Die aktuelle Politik läßt mich letztlich doch nicht los. Zwar wird dieses Jahr noch nicht gut gespült am grünen Hügel*, aber die dramatischen Herrgottsschnitzer am Rand der Berge modellieren weiterhin am Mythos herum. Deshalb ein Griff tief in den geistig familiaren Fundus der oder dieser Geschichte, aus der reflexiven Zeit beim schweizerischen Radio, das ein altes Ego auch schonmal zu gipfeligen Festivitäten entsandt hatte.

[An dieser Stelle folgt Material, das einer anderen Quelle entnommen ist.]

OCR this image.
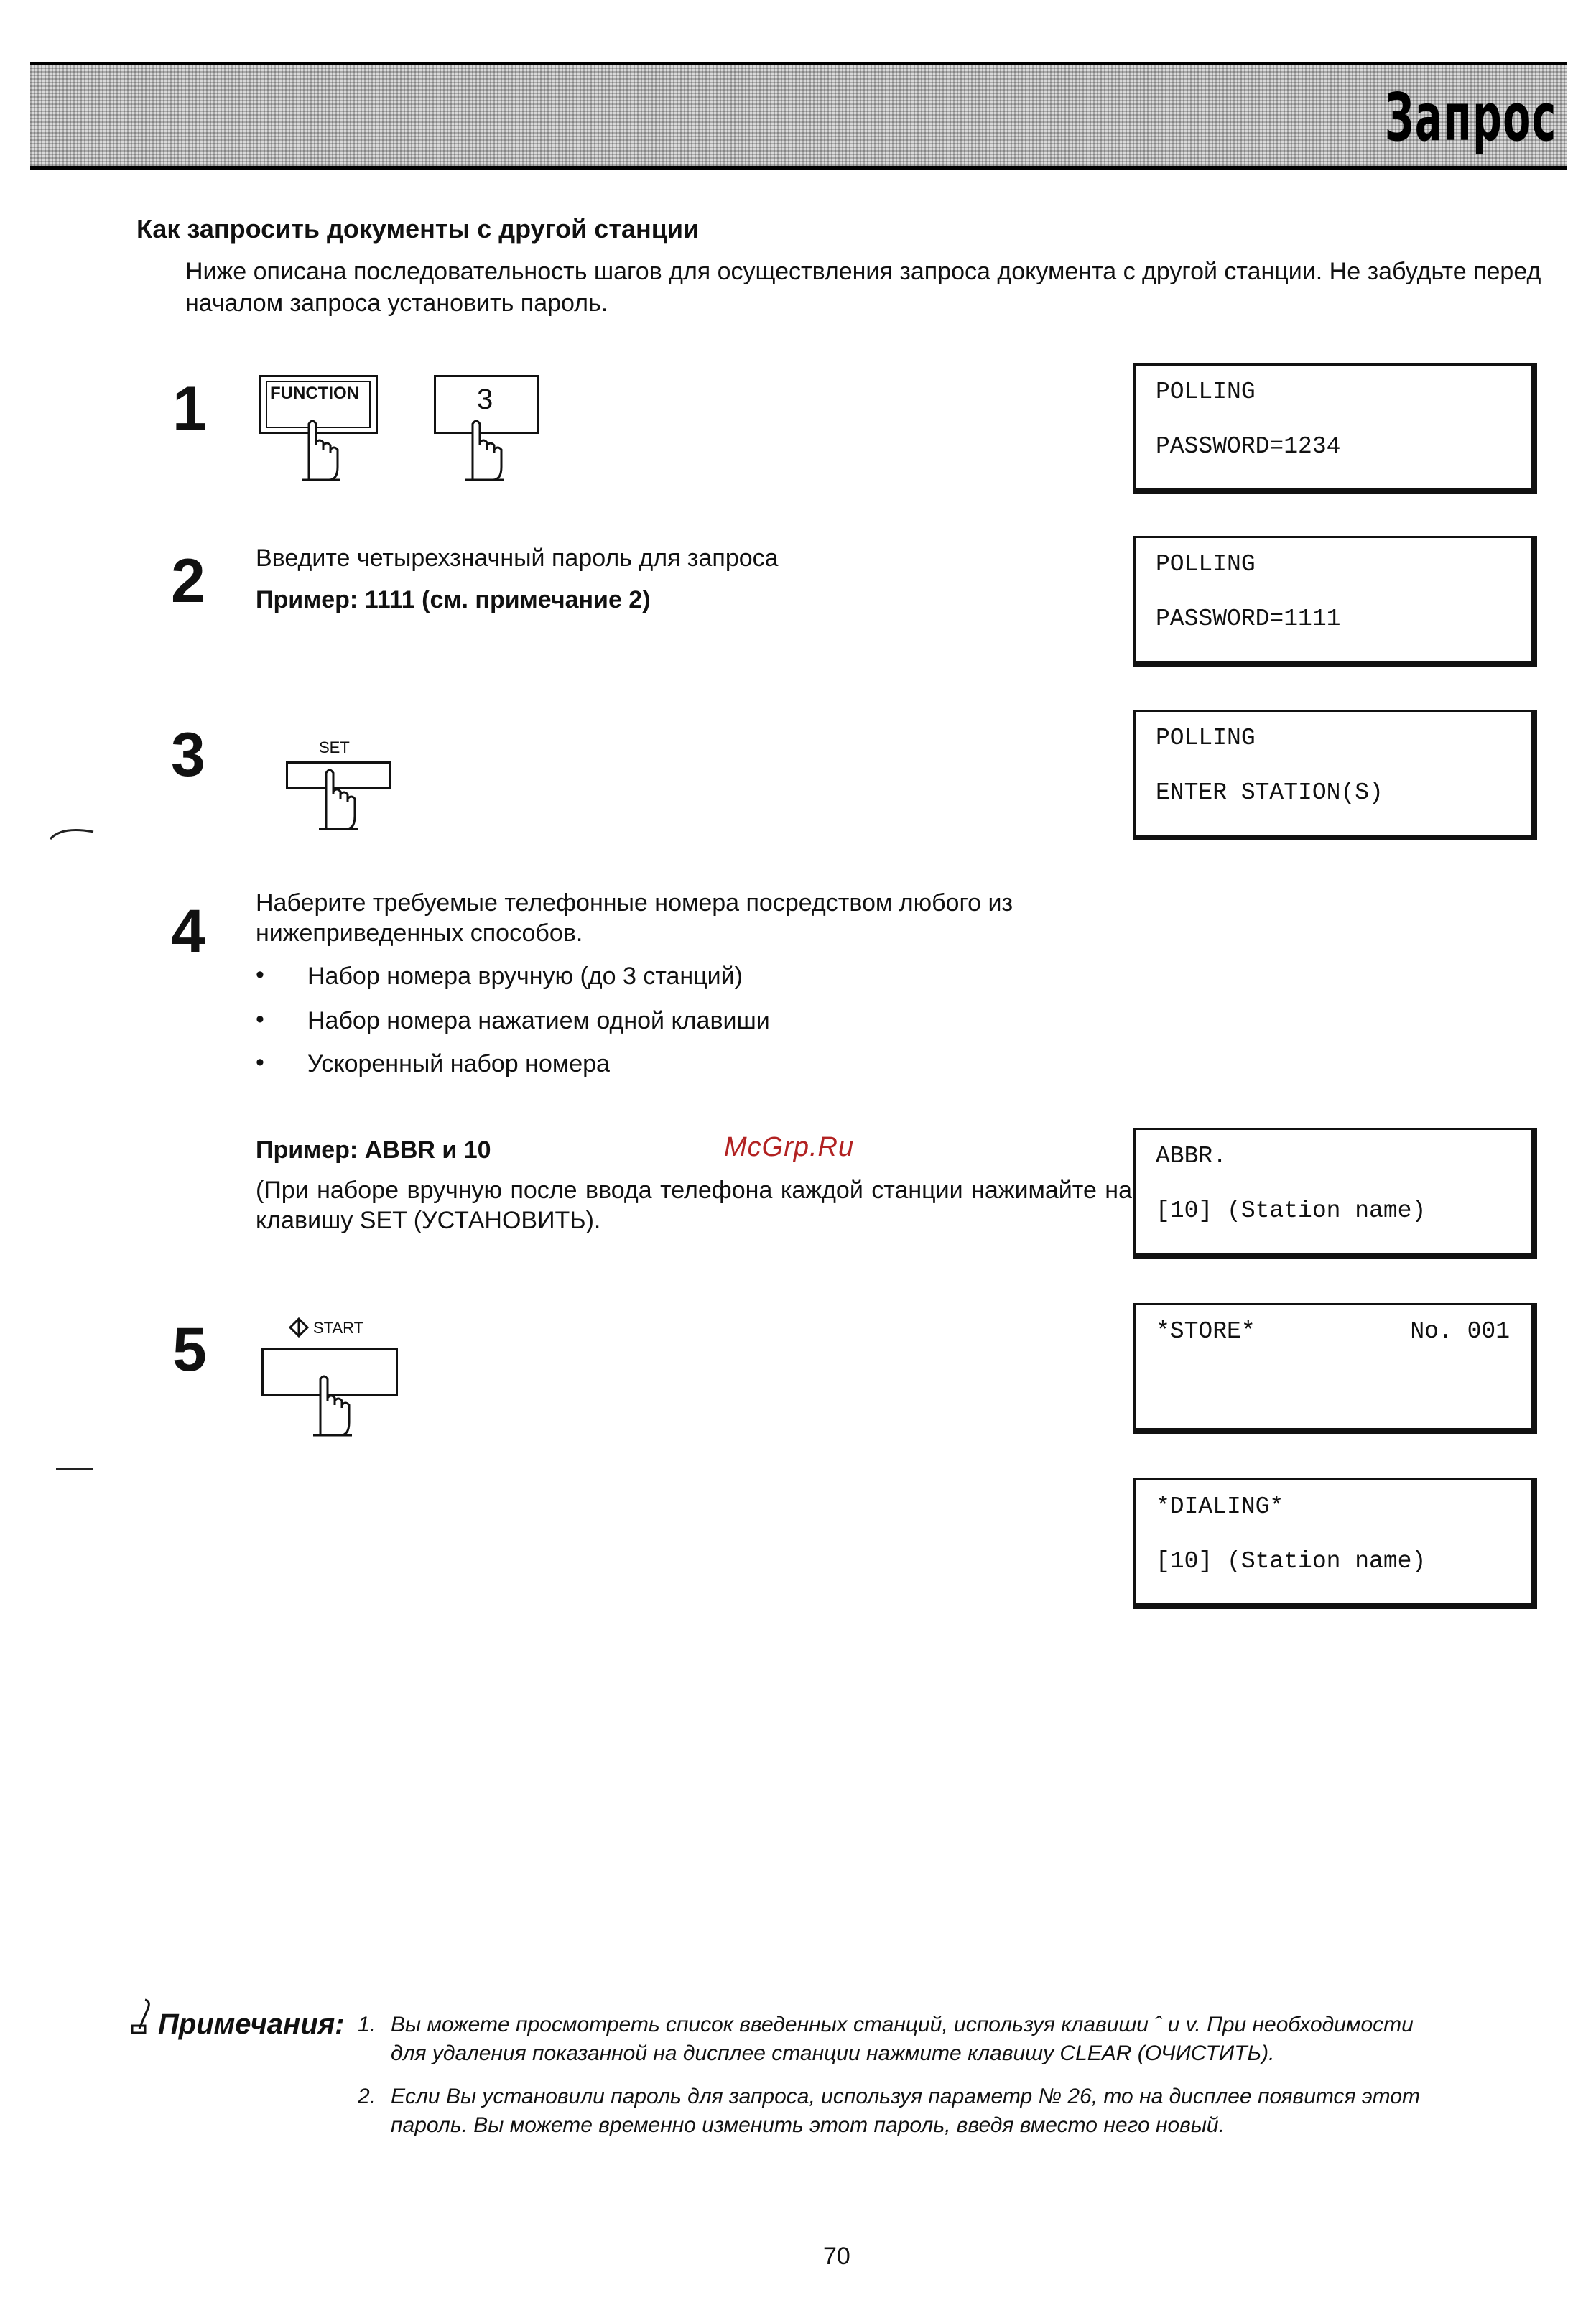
Запрос
Как запросить документы с другой станции
Ниже описана последовательность шагов для осуществления запроса документа с другой станции. Не забудьте перед началом запроса установить пароль.
1	FUNCTION	3	POLLING
PASSWORD=1234
2 Введите четырехзначный пароль для запроса
Пример: 1111 (см. примечание 2)
POLLING
PASSWORD=1111
3	SET	POLLING
ENTER STATION(S)
4 Наберите требуемые телефонные номера посредством любого из нижеприведенных способов.
• Набор номера вручную (до 3 станций)
• Набор номера нажатием одной клавиши
• Ускоренный набор номера
Пример: ABBR и 10	McGrp.Ru
(При наборе вручную после ввода телефона каждой станции нажимайте на клавишу SET (УСТАНОВИТЬ).
ABBR.
[10] (Station name)
5	START	*STORE*	No. 001
*DIALING*
[10] (Station name)
Примечания: 1. Вы можете просмотреть список введенных станций, используя клавиши ˆ и v. При необходимости
для удаления показанной на дисплее станции нажмите клавишу CLEAR (ОЧИСТИТЬ).
2. Если Вы установили пароль для запроса, используя параметр № 26, то на дисплее появится этот
пароль. Вы можете временно изменить этот пароль, введя вместо него новый.
70
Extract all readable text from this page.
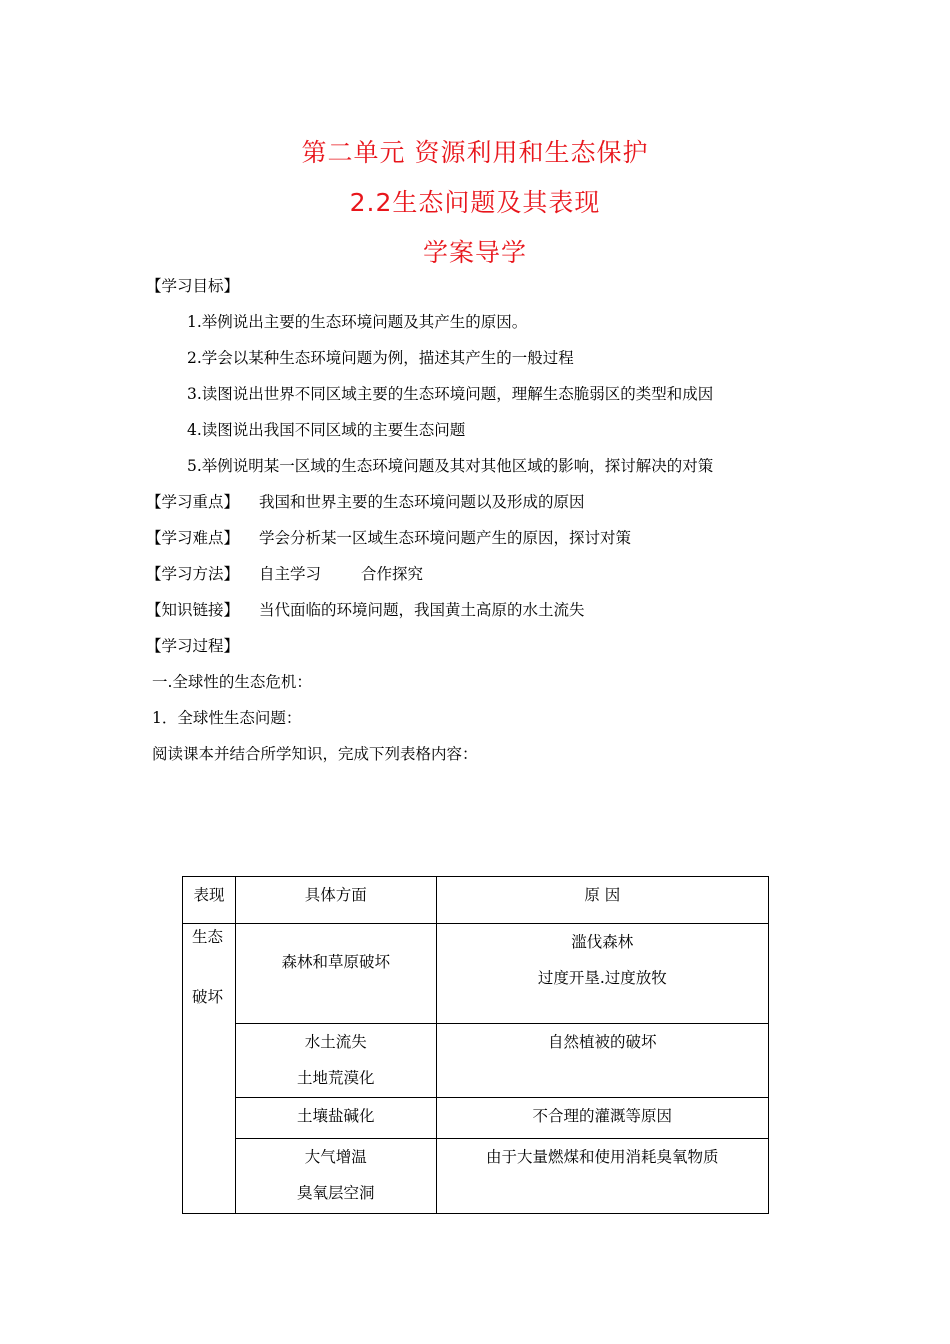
第二单元 资源利用和生态保护
2.2生态问题及其表现
学案导学
【学习目标】
1.举例说出主要的生态环境问题及其产生的原因。
2.学会以某种生态环境问题为例，描述其产生的一般过程
3.读图说出世界不同区域主要的生态环境问题，理解生态脆弱区的类型和成因
4.读图说出我国不同区域的主要生态问题
5.举例说明某一区域的生态环境问题及其对其他区域的影响，探讨解决的对策
【学习重点】 我国和世界主要的生态环境问题以及形成的原因
【学习难点】 学会分析某一区域生态环境问题产生的原因，探讨对策
【学习方法】 自主学习	合作探究
【知识链接】 当代面临的环境问题，我国黄土高原的水土流失
【学习过程】
一.全球性的生态危机：
1．全球性生态问题：
阅读课本并结合所学知识，完成下列表格内容：
表现	具体方面	原 因

生态
破坏	森林和草原破坏	滥伐森林
过度开垦.过度放牧

	水土流失
土地荒漠化	自然植被的破坏

	土壤盐碱化	不合理的灌溉等原因

	大气增温
臭氧层空洞	由于大量燃煤和使用消耗臭氧物质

Zwei Gelübde wurden am Eröffnungstag der Jubiläumspassionsspiele in Oberammergau eingelöst. Einmal das der Alpenrandgemeinde, die vor etwa dreihundertfünfzig Jahren gelobten, alle zehn Jahre das Leiden Christi auf die Bühne zu stellen für den Fall, daß sie endlich von der Pest erlöst würden, die der Ernteknecht Caspar Schisler 1633 in sein Heimatdorf einschleppte. Das zweite Versprechen stammt von dem dreiunddreißigjährigen Rudolf Klaffenböck aus der Erzdiözese Passau im Südosten Bayerns**, in der man noch katholischer als die Kirche sein will und die deshalb pausenlos jene Satire produziert, von der der einheimische Siegfried Zimmerschied meinte, sie sei nicht in der Lage, die Realität einzuholen. Der bibelfeste Klaffenböck hatte das Gelöbnis geleistet, als Christus zu den Passionsspielen nach Oberammergau zu gehen, sollte er für seine filmische Betrachtung der Passauer Fronleichnamsprozession innenministerielle Kurzfilmförderung bekommen.

Er bekam sie. In Linnen gewandet und mit einer Dornenkrone auf dem Haupt überreichte er den zum schlichten Pausenbuffet eilenden bayerischen sowie baden-württembergischen Ministerpräsidenten Franz Josef Strauß sowie Lothar Späth vor dem passionierten Spielhaus weiße Nelken und schrieb einer Bonnerin den Schriftzug Christus ins Textbüchlein. Seinem Eid entsprechend gab Rudolf Klaffenböck erst gegen vierzehn Uhr dreißig auf der Polizeistation von Ogau, wie die Einheimischen ihre biblische Metropole verknappt nennen, seine Identität preis — laut Bibel die Geburtsstunde Christi.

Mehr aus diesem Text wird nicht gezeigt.